Well, actually, the defense would not want another trial. The defendant would prefer that the prosecution simply decided not to retry the matter and let it end in a dismissal. The prosecution, however, is in a different position.

“Would the prosecution want to retry the Cahill case?”

That is the issue that this is going to probably come down to. The Commonwealth has risk either way it decides. That is why both sides are trying to make a deal that they can both live with rather than risk another trial.

“What risks?”

Well, Mr. Cahill, of course, risks being found guilty the second time around and whatever penalties his sentencing happens to bring. The Commonwealth has to decide whether it should just accept things as they are, make a deal, or risk going to trial. Losing the second trial can reflect badly on the Commonwealth…particularly the Attorney General who is, after all, a politician who has to worry about publicity.

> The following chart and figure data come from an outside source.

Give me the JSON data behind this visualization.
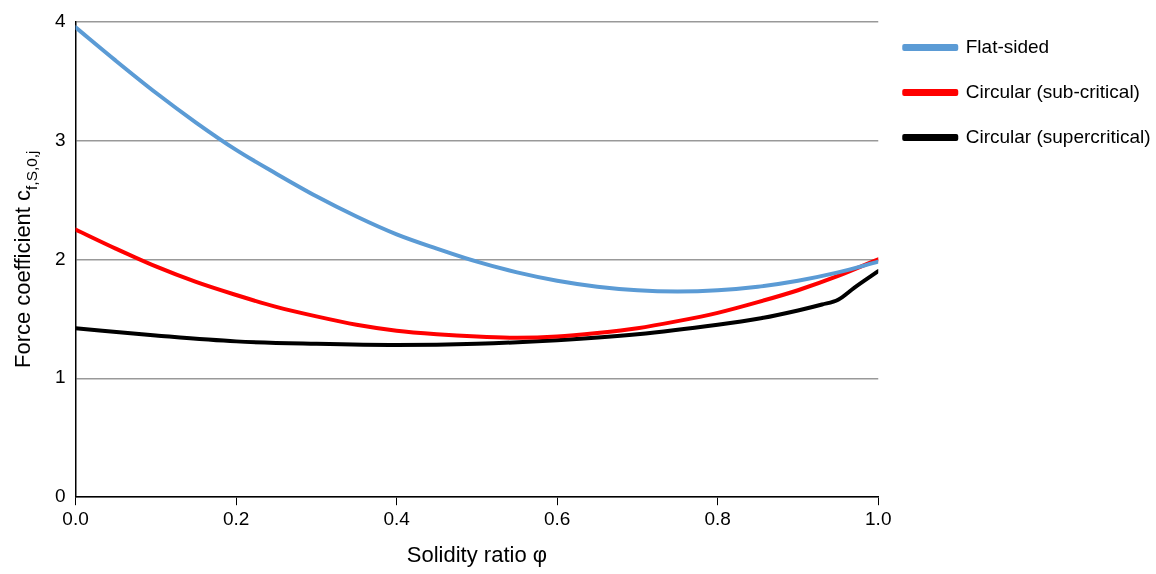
{
  "chart_data": {
    "type": "line",
    "xlabel": "Solidity ratio φ",
    "ylabel": "Force coefficient c$_{f,S,0,j}$",
    "xlim": [
      0,
      1
    ],
    "ylim": [
      0,
      4
    ],
    "xticks": [
      {
        "value": 0,
        "label": "0.0"
      },
      {
        "value": 0.2,
        "label": "0.2"
      },
      {
        "value": 0.4,
        "label": "0.4"
      },
      {
        "value": 0.6,
        "label": "0.6"
      },
      {
        "value": 0.8,
        "label": "0.8"
      },
      {
        "value": 1,
        "label": "1.0"
      }
    ],
    "yticks": [
      0,
      1,
      2,
      3,
      4
    ],
    "grid": "y",
    "legend": "right",
    "marker": "none",
    "line_style": "solid",
    "series": [
      {
        "name": "Flat-sided",
        "color": "#5b9bd5",
        "x": [
          0,
          0.05,
          0.1,
          0.15,
          0.2,
          0.25,
          0.3,
          0.35,
          0.4,
          0.45,
          0.5,
          0.55,
          0.6,
          0.65,
          0.7,
          0.75,
          0.8,
          0.85,
          0.9,
          0.95,
          1
        ],
        "values": [
          3.95,
          3.67,
          3.4,
          3.15,
          2.92,
          2.72,
          2.53,
          2.36,
          2.21,
          2.09,
          1.98,
          1.89,
          1.82,
          1.77,
          1.74,
          1.73,
          1.74,
          1.77,
          1.82,
          1.89,
          1.98
        ]
      },
      {
        "name": "Circular (sub-critical)",
        "color": "#ff0000",
        "x": [
          0,
          0.05,
          0.1,
          0.15,
          0.2,
          0.25,
          0.3,
          0.35,
          0.4,
          0.45,
          0.5,
          0.55,
          0.6,
          0.65,
          0.7,
          0.75,
          0.8,
          0.85,
          0.9,
          0.95,
          1
        ],
        "values": [
          2.25,
          2.09,
          1.94,
          1.81,
          1.7,
          1.6,
          1.52,
          1.45,
          1.4,
          1.37,
          1.35,
          1.34,
          1.35,
          1.38,
          1.42,
          1.48,
          1.55,
          1.64,
          1.74,
          1.86,
          2.0
        ]
      },
      {
        "name": "Circular (supercritical)",
        "color": "#000000",
        "x": [
          0,
          0.1,
          0.2,
          0.3,
          0.4,
          0.5,
          0.6,
          0.7,
          0.8,
          0.85,
          0.9,
          0.93,
          0.95,
          0.97,
          1
        ],
        "values": [
          1.42,
          1.36,
          1.31,
          1.29,
          1.28,
          1.29,
          1.32,
          1.37,
          1.45,
          1.5,
          1.57,
          1.62,
          1.66,
          1.76,
          1.9
        ]
      }
    ]
  }
}
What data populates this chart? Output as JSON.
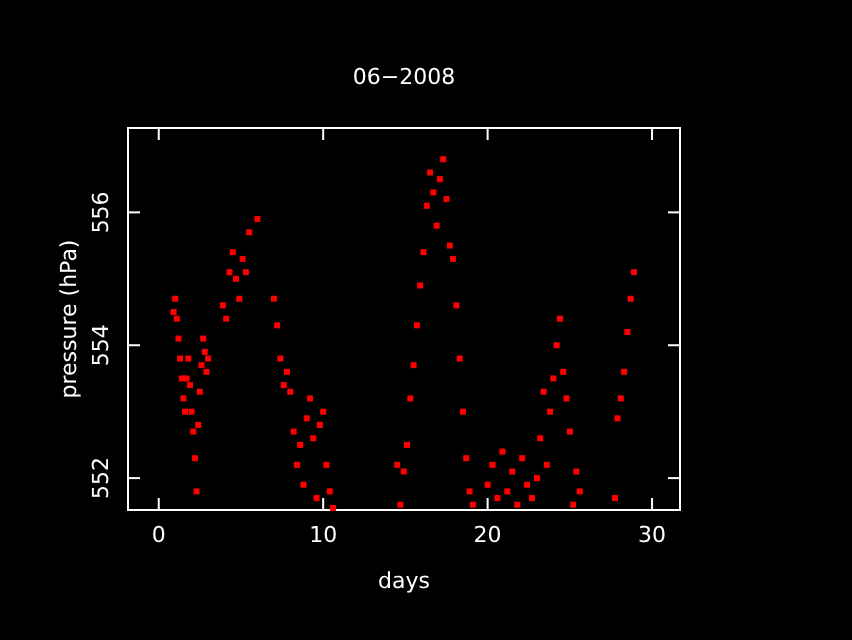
{
  "chart_data": {
    "type": "scatter",
    "title": "06−2008",
    "xlabel": "days",
    "ylabel": "pressure (hPa)",
    "xlim": [
      -1.87,
      31.7
    ],
    "ylim": [
      551.52,
      557.27
    ],
    "xticks": [
      0,
      10,
      20,
      30
    ],
    "yticks": [
      552,
      554,
      556
    ],
    "marker": "square",
    "grid": false,
    "series": [
      {
        "color": "#ff0000",
        "x": [
          0.9,
          1.0,
          1.1,
          1.2,
          1.3,
          1.4,
          1.5,
          1.6,
          1.7,
          1.8,
          1.9,
          2.0,
          2.1,
          2.2,
          2.3,
          2.4,
          2.5,
          2.6,
          2.7,
          2.8,
          2.9,
          3.0,
          3.9,
          4.1,
          4.3,
          4.5,
          4.7,
          4.9,
          5.1,
          5.3,
          5.5,
          6.0,
          7.0,
          7.2,
          7.4,
          7.6,
          7.8,
          8.0,
          8.2,
          8.4,
          8.6,
          8.8,
          9.0,
          9.2,
          9.4,
          9.6,
          9.8,
          10.0,
          10.2,
          10.4,
          10.6,
          14.5,
          14.7,
          14.9,
          15.1,
          15.3,
          15.5,
          15.7,
          15.9,
          16.1,
          16.3,
          16.5,
          16.7,
          16.9,
          17.1,
          17.3,
          17.5,
          17.7,
          17.9,
          18.1,
          18.3,
          18.5,
          18.7,
          18.9,
          19.1,
          20.0,
          20.3,
          20.6,
          20.9,
          21.2,
          21.5,
          21.8,
          22.1,
          22.4,
          22.7,
          23.0,
          23.2,
          23.4,
          23.6,
          23.8,
          24.0,
          24.2,
          24.4,
          24.6,
          24.8,
          25.0,
          25.2,
          25.4,
          25.6,
          27.75,
          27.9,
          28.1,
          28.3,
          28.5,
          28.7,
          28.9
        ],
        "values": [
          554.5,
          554.7,
          554.4,
          554.1,
          553.8,
          553.5,
          553.2,
          553.0,
          553.5,
          553.8,
          553.4,
          553.0,
          552.7,
          552.3,
          551.8,
          552.8,
          553.3,
          553.7,
          554.1,
          553.9,
          553.6,
          553.8,
          554.6,
          554.4,
          555.1,
          555.4,
          555.0,
          554.7,
          555.3,
          555.1,
          555.7,
          555.9,
          554.7,
          554.3,
          553.8,
          553.4,
          553.6,
          553.3,
          552.7,
          552.2,
          552.5,
          551.9,
          552.9,
          553.2,
          552.6,
          551.7,
          552.8,
          553.0,
          552.2,
          551.8,
          551.55,
          552.2,
          551.6,
          552.1,
          552.5,
          553.2,
          553.7,
          554.3,
          554.9,
          555.4,
          556.1,
          556.6,
          556.3,
          555.8,
          556.5,
          556.8,
          556.2,
          555.5,
          555.3,
          554.6,
          553.8,
          553.0,
          552.3,
          551.8,
          551.6,
          551.9,
          552.2,
          551.7,
          552.4,
          551.8,
          552.1,
          551.6,
          552.3,
          551.9,
          551.7,
          552.0,
          552.6,
          553.3,
          552.2,
          553.0,
          553.5,
          554.0,
          554.4,
          553.6,
          553.2,
          552.7,
          551.6,
          552.1,
          551.8,
          551.7,
          552.9,
          553.2,
          553.6,
          554.2,
          554.7,
          555.1
        ]
      }
    ]
  }
}
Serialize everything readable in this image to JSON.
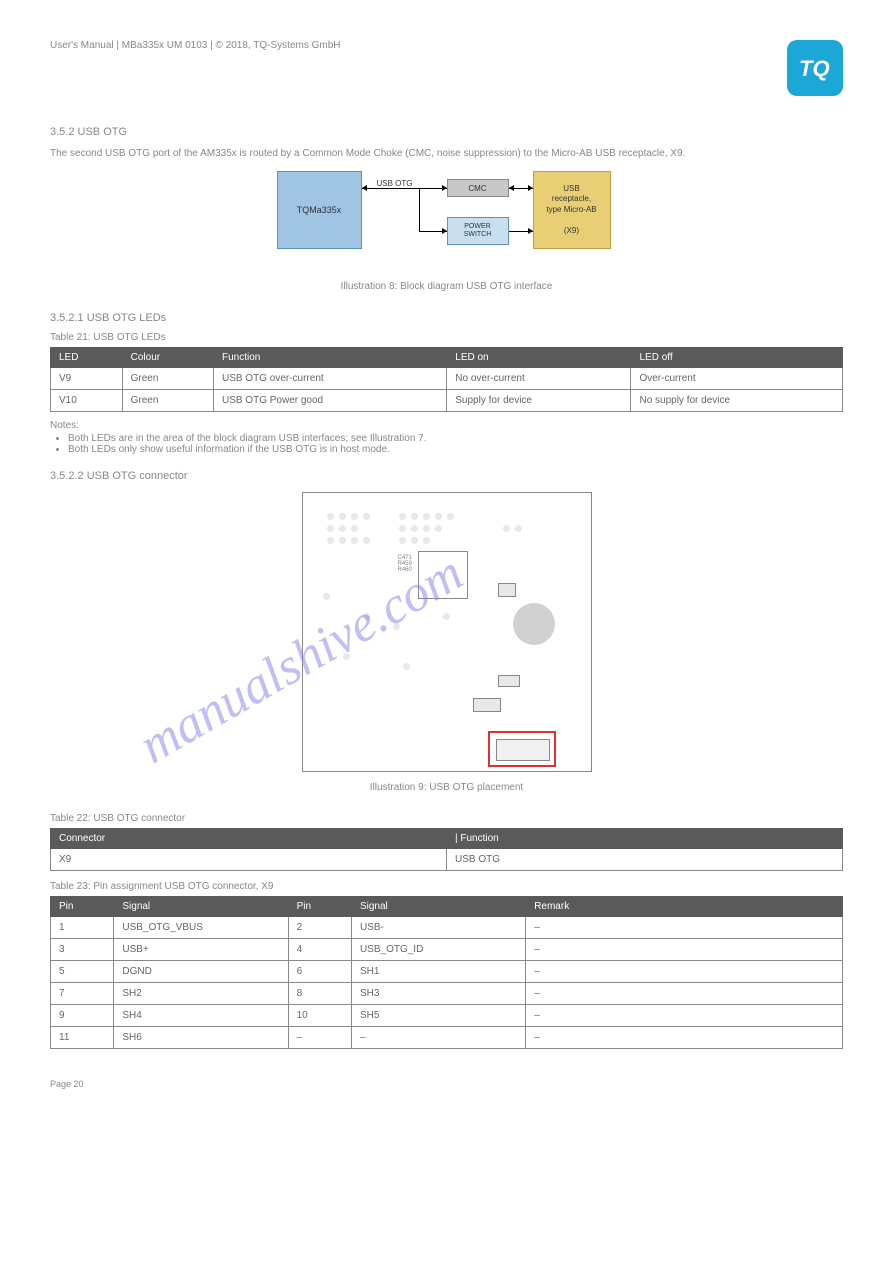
{
  "header": {
    "doc_title": "User's Manual | MBa335x UM 0103 | © 2018, TQ-Systems GmbH"
  },
  "page_number": "Page 20",
  "logo": {
    "bg_color": "#1ba8d6",
    "text": "TQ"
  },
  "section1": {
    "title": "3.5.2 USB OTG",
    "body": "The second USB OTG port of the AM335x is routed by a Common Mode Choke (CMC, noise suppression) to the Micro-AB USB receptacle, X9."
  },
  "diagram": {
    "main_block": "TQMa335x",
    "usb_otg_label": "USB OTG",
    "cmc": "CMC",
    "power": "POWER SWITCH",
    "usb": "USB receptacle, type Micro-AB\n\n(X9)",
    "colors": {
      "main": "#a0c4e4",
      "main_border": "#6090bb",
      "cmc": "#c8c8c8",
      "power": "#c8dff0",
      "usb": "#e8cf76"
    }
  },
  "illustration1_caption": "Illustration 8: Block diagram USB OTG interface",
  "section_leds": {
    "heading": "3.5.2.1 USB OTG LEDs",
    "table_caption": "Table 21: USB OTG LEDs",
    "columns": [
      "LED",
      "Colour",
      "Function",
      "LED on",
      "LED off"
    ],
    "rows": [
      [
        "V9",
        "Green",
        "USB OTG over-current",
        "No over-current",
        "Over-current"
      ],
      [
        "V10",
        "Green",
        "USB OTG Power good",
        "Supply for device",
        "No supply for device"
      ]
    ],
    "notes": [
      "Both LEDs are in the area of the block diagram USB interfaces; see Illustration 7.",
      "Both LEDs only show useful information if the USB OTG is in host mode."
    ]
  },
  "section_connector": {
    "heading": "3.5.2.2 USB OTG connector",
    "illustration_caption": "Illustration 9: USB OTG placement",
    "table22_caption": "Table 22: USB OTG connector",
    "table22_columns": [
      "Connector",
      "| Function"
    ],
    "table22_rows": [
      [
        "X9",
        "USB OTG"
      ]
    ],
    "table23_caption": "Table 23: Pin assignment USB OTG connector, X9",
    "table23_columns": [
      "Pin",
      "Signal",
      "Pin",
      "Signal",
      "Remark"
    ],
    "table23_rows": [
      [
        "1",
        "USB_OTG_VBUS",
        "2",
        "USB-",
        "–"
      ],
      [
        "3",
        "USB+",
        "4",
        "USB_OTG_ID",
        "–"
      ],
      [
        "5",
        "DGND",
        "6",
        "SH1",
        "–"
      ],
      [
        "7",
        "SH2",
        "8",
        "SH3",
        "–"
      ],
      [
        "9",
        "SH4",
        "10",
        "SH5",
        "–"
      ],
      [
        "11",
        "SH6",
        "–",
        "–",
        "–"
      ]
    ]
  },
  "watermark": "manualshive.com",
  "styles": {
    "th_bg": "#5a5a5a",
    "highlight": "#e03030",
    "watermark_color": "#8080e8"
  }
}
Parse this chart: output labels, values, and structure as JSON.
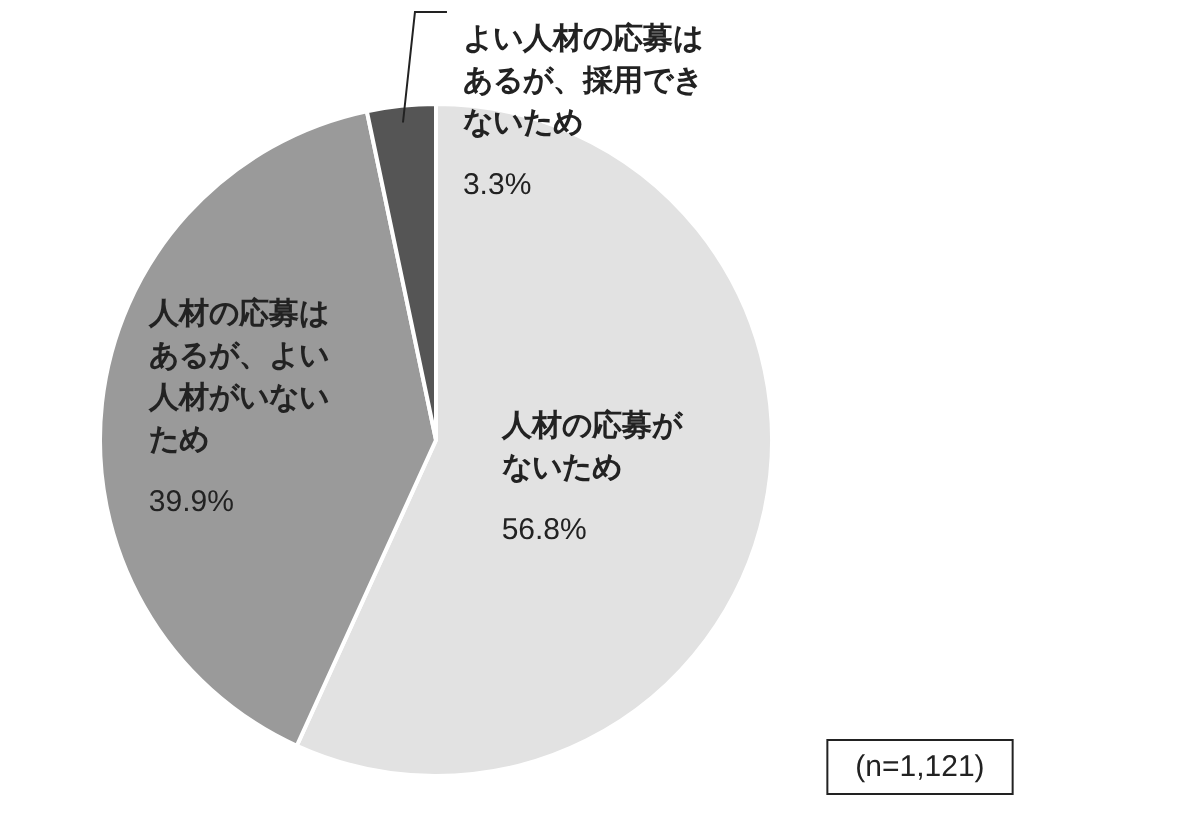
{
  "chart_data": {
    "type": "pie",
    "categories": [
      "人材の応募がないため",
      "人材の応募はあるが、よい人材がいないため",
      "よい人材の応募はあるが、採用できないため"
    ],
    "values": [
      56.8,
      39.9,
      3.3
    ],
    "colors": [
      "#e2e2e2",
      "#9a9a9a",
      "#555555"
    ],
    "value_labels": [
      "56.8%",
      "39.9%",
      "3.3%"
    ],
    "annotations": [
      "(n=1,121)"
    ]
  }
}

As it was, many people believed that the first trial was a waste of taxpayer’s money. To try the matter again…only to lose it…would really hurt.

“Why should that matter? This is law and justice we are talking about.”

It may be that simple on television, but not in reality. Not when our lead law enforcement agencies are run by politicians. I have seen firsthand how the next day’s paper can aid, rather strongly, in the making of “law and justice” decisions.